Added to this Evans turns out to be a very fine songwriter and some of the moments approach the summit of the likes of Van Morrison at his best. The lyrics of Firecracker are brief but encapsulate a moment so well as he sings
“On the streets of the Capitol the fireworks echo and bloom flowering down into red and then green and then blue and for a second I could see your face near In that moment of light I saw a tear on the side of your cheek you leaned you head onto my shoulder and whispered to me “How’s life so beautiful, and yet so brief?””

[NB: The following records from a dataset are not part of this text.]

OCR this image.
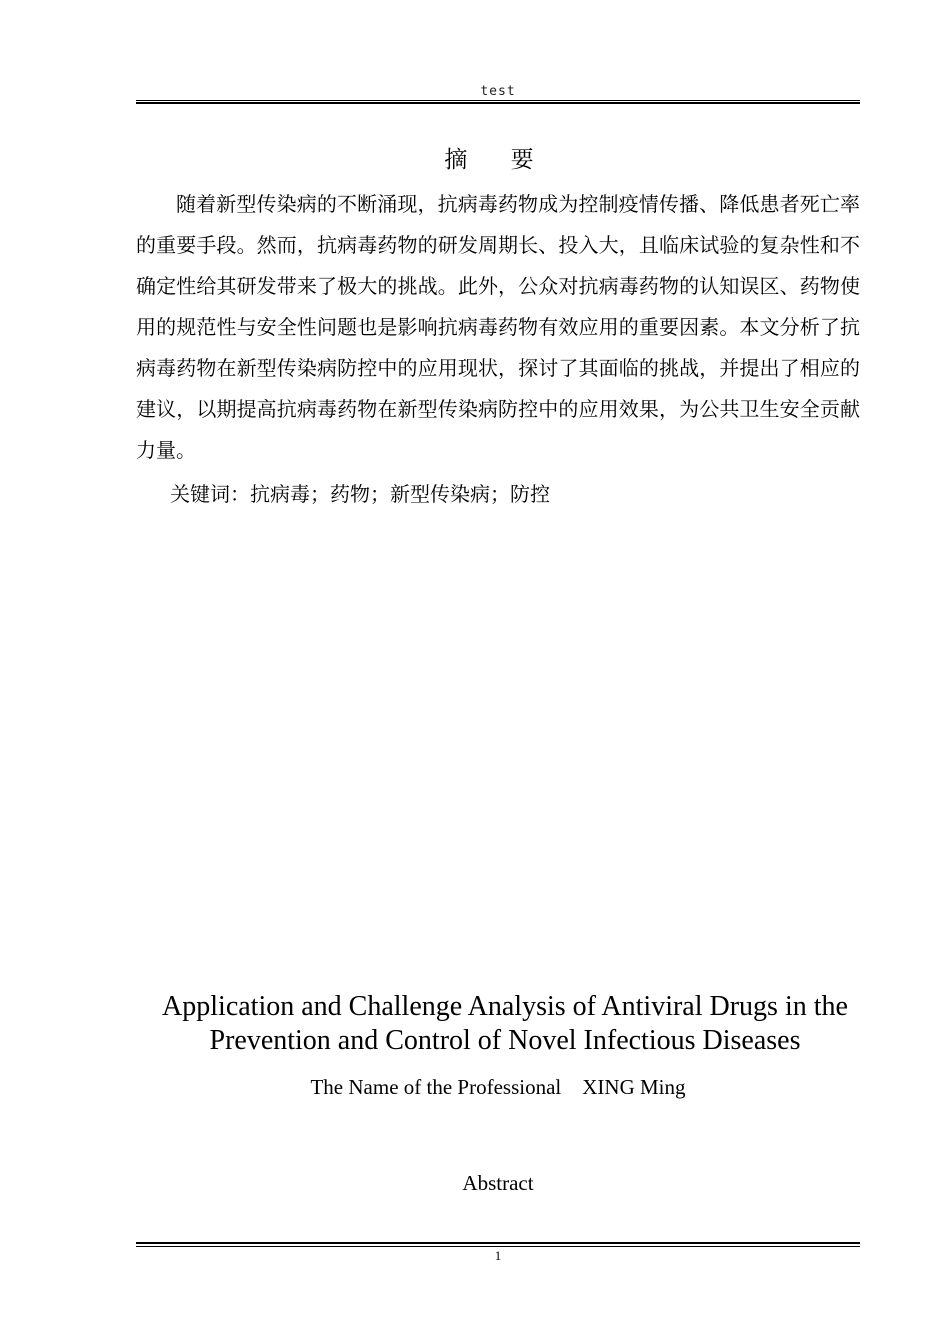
test
摘 要

随着新型传染病的不断涌现，抗病毒药物成为控制疫情传播、降低患者死亡率的重要手段。然而，抗病毒药物的研发周期长、投入大，且临床试验的复杂性和不确定性给其研发带来了极大的挑战。此外，公众对抗病毒药物的认知误区、药物使用的规范性与安全性问题也是影响抗病毒药物有效应用的重要因素。本文分析了抗病毒药物在新型传染病防控中的应用现状，探讨了其面临的挑战，并提出了相应的建议，以期提高抗病毒药物在新型传染病防控中的应用效果，为公共卫生安全贡献力量。

关键词：抗病毒；药物；新型传染病；防控

Application and Challenge Analysis of Antiviral Drugs in the Prevention and Control of Novel Infectious Diseases

The Name of the Professional    XING Ming
Abstract
1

Evans surrounds these words with a great arrangement that swirls and eddies under the vocals, a piano plays a stately solo and he ends up scatting just as Morrison might do if this were on Veedon Fleece. It’s not an isolated moment as all of the nine songs here all have flashes of brilliance to them. The opener Annunciation is done acapella and introduces us to Evans’ voice and those of his fine collaborators ( Aviva Jaye, Zachary Stains, Brian Mummert, Steve Sasso, Monica Jo Montany and Kate Vargas). Cedar Beach is a fantasy encounter with a ghost from the sea with bucolic strings and wind and on listening to this I was reminded of the recent album by Birds of Chicago as vocally they inhabit similar territory. Water and the elements feature heavily in many of the songs and The Flood adds an almost biblical dimension while The Returning Of The Doves has allusions to the Noah myth. A remarkable song Doves starts with an acoustic guitar before the band kick in and build to a climax with apocalyptic electric guitar thrashing standing in for a furious mother nature.
Having heard this I really can’t wait to hear the rest of this proposed trilogy and I’d suggest that you grab the opportunity to listen to and download some of the songs the band offer for free on their website before you are compelled to buy the album. On a local note we were impressed that the video for Fireworks was shot on Bute. Hopefully they’ll visit Scotland again sometime soon.